Sunday November 8, 2009 5:36 PM ET
SmartMoney
Published November 19, 2008  |  A A A
Stocks by Will Swarts (Author Archive)

Market Lows: Where Detroit Fits in the Picture

Economist Robert Brusca helped put himself through school on the same automobile assembly lines his father and grandfather worked. With Wednesday's market decline putting the Dow Jones Industrial Average below 8,000 for the first time since March 2003, the chief of Fact and Opinion Economics says the government needs to get serious about finding a way to rescue Detroit -- and fast. Why? Because the fates of the Big Three and the stock market are intimately linked right now.

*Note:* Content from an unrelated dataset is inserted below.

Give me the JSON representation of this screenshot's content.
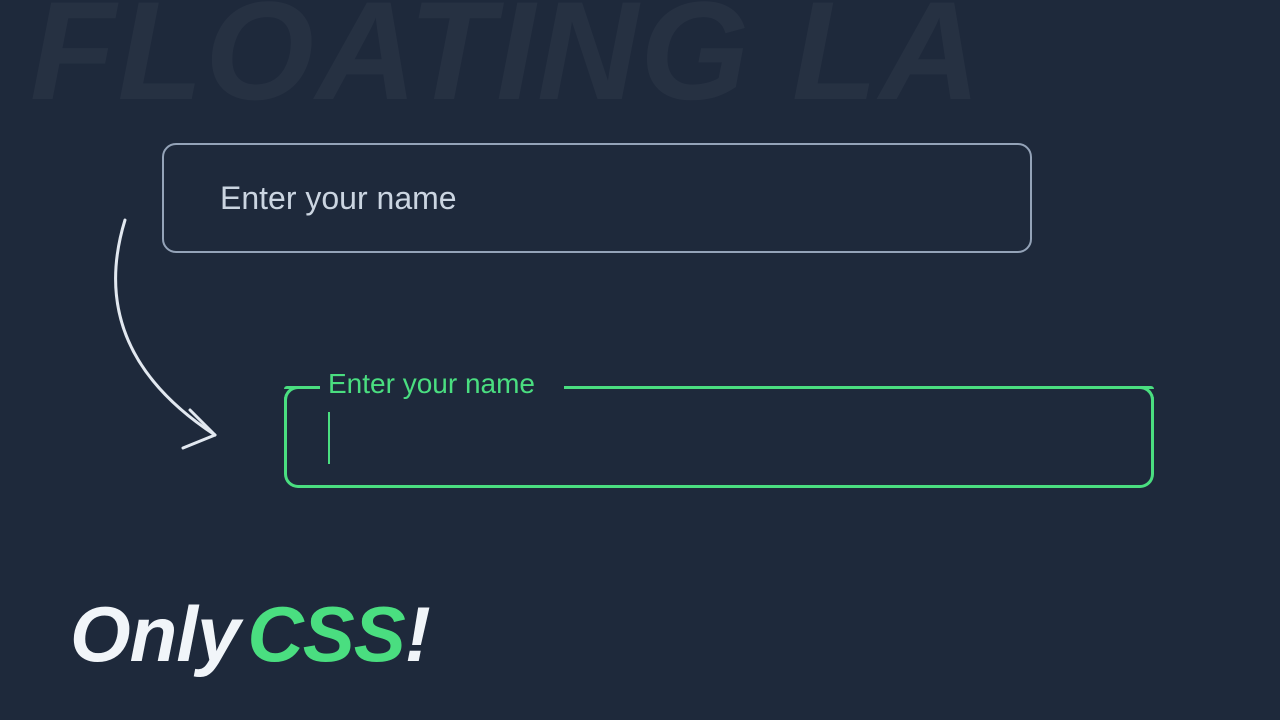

The heads of General Motors (GM), Ford Motor (F) and Chrysler testified on Tuesday that direct government intervention was the only way to stave off collapse, but many members of Congress have been cool to a proposed $25 billion bailout package to be siphoned off from the $700 billion set aside for the Troubled Assets Relief Program (TARP), established for the financial-services industry. Brusca says that despite the many sins of auto executives, a vital pillar of the U.S. economy is in danger of collapse, and the political battle over a bailout is heightening the dangers.

Brusca spoke with SmartMoney.com on Wednesday after the Dow slipped to its lowest close in nearly six years to explain why rescuing car manufacturers and rescuing the stock market are intertwined.

SmartMoney.com: In your view, what's at the root of today's market plunge, and how does it compare to the last time the Dow closed below 8,000?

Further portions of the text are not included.